Steve Jobs has responded in the tracking row that has hit the iPhone, directly emailing a despondent fanboy (from his own iPhone) to say that Apple doesn't track individuals and its big rival, Google, does.
The email conversation went like this:
Could you please explain the necessity of the passive location-tracking tool embedded in my iPhone? It's kind of unnerving knowing that my exact location is being recorded at all times. Maybe you could shed some light on this for me before I switch to a Droid. They don't track me.
A: Oh yes they do. We don't track anyone. The info circulating around is false.
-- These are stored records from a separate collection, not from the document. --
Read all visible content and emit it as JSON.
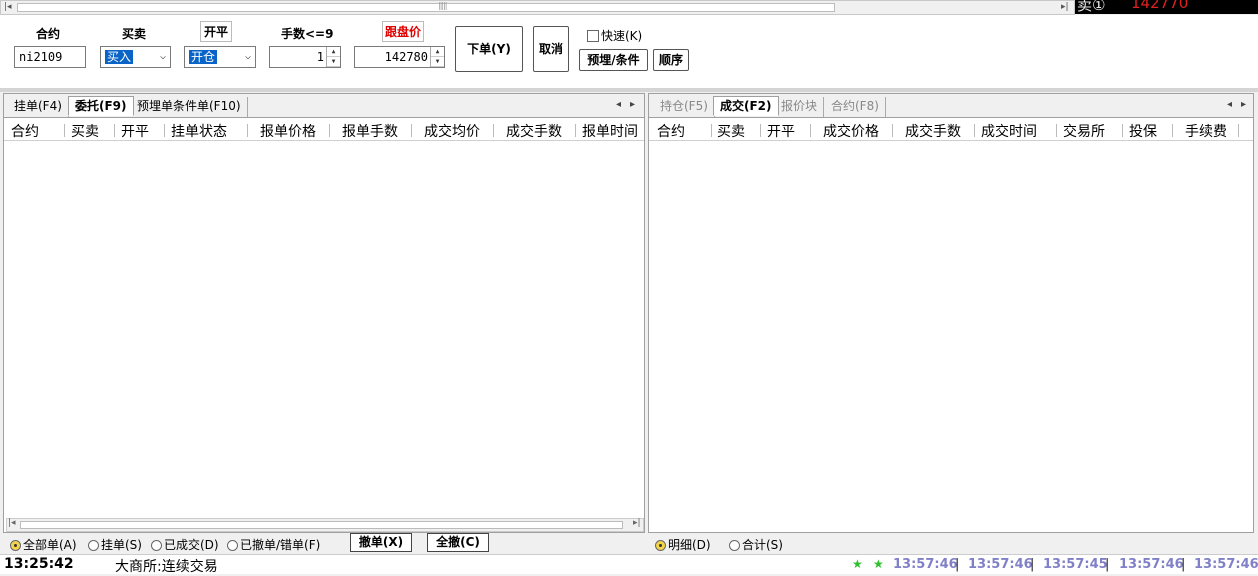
{
  "quote": {
    "side": "卖①",
    "price": "142770"
  },
  "order": {
    "contract_label": "合约",
    "contract_value": "ni2109",
    "side_label": "买卖",
    "side_value": "买入",
    "openclose_label": "开平",
    "openclose_value": "开仓",
    "qty_label": "手数<=9",
    "qty_value": "1",
    "price_label": "跟盘价",
    "price_value": "142780",
    "submit_label": "下单(Y)",
    "cancel_label": "取消",
    "fast_label": "快速(K)",
    "preset_label": "预埋/条件",
    "sequence_label": "顺序",
    "price_label_color": "#e00000"
  },
  "left_panel": {
    "tabs": [
      "挂单(F4)",
      "委托(F9)",
      "预埋单条件单(F10)"
    ],
    "active_tab": 1,
    "columns": [
      "合约",
      "买卖",
      "开平",
      "挂单状态",
      "报单价格",
      "报单手数",
      "成交均价",
      "成交手数",
      "报单时间"
    ],
    "filters": [
      "全部单(A)",
      "挂单(S)",
      "已成交(D)",
      "已撤单/错单(F)"
    ],
    "selected_filter": 0,
    "cancel_order_label": "撤单(X)",
    "cancel_all_label": "全撤(C)"
  },
  "right_panel": {
    "tabs": [
      "持仓(F5)",
      "成交(F2)",
      "报价块",
      "合约(F8)"
    ],
    "active_tab": 1,
    "columns": [
      "合约",
      "买卖",
      "开平",
      "成交价格",
      "成交手数",
      "成交时间",
      "交易所",
      "投保",
      "手续费"
    ],
    "filters": [
      "明细(D)",
      "合计(S)"
    ],
    "selected_filter": 0
  },
  "status": {
    "clock": "13:25:42",
    "exchange_text": "大商所:连续交易",
    "times": [
      "13:57:46",
      "13:57:46",
      "13:57:45",
      "13:57:46",
      "13:57:46"
    ],
    "star_color": "#2ec02e"
  }
}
Now, as with all Jobs email replies, there's always the risk that the quote isn't entirely genuine - but the response seems to be getting plenty of media coverage (even from the mainstream), and Apple is yet to state anything officially, so chances are that it's the real deal.
Last week, Pocket-lint told you how research from security experts found that after the iOS 4 release a users' location was stored locally on an iDevice and any synced computer (but apparently is not sent elsewhere). The reports also suggests that this data collection is "intentional".
A couple of days later it emerged that Google too was guilty of tracking with a report in the WSK stating data collected from Android handsets included not only locations but names and signal strength of any nearby Wi-Fi networks, along with the unique phone identifier.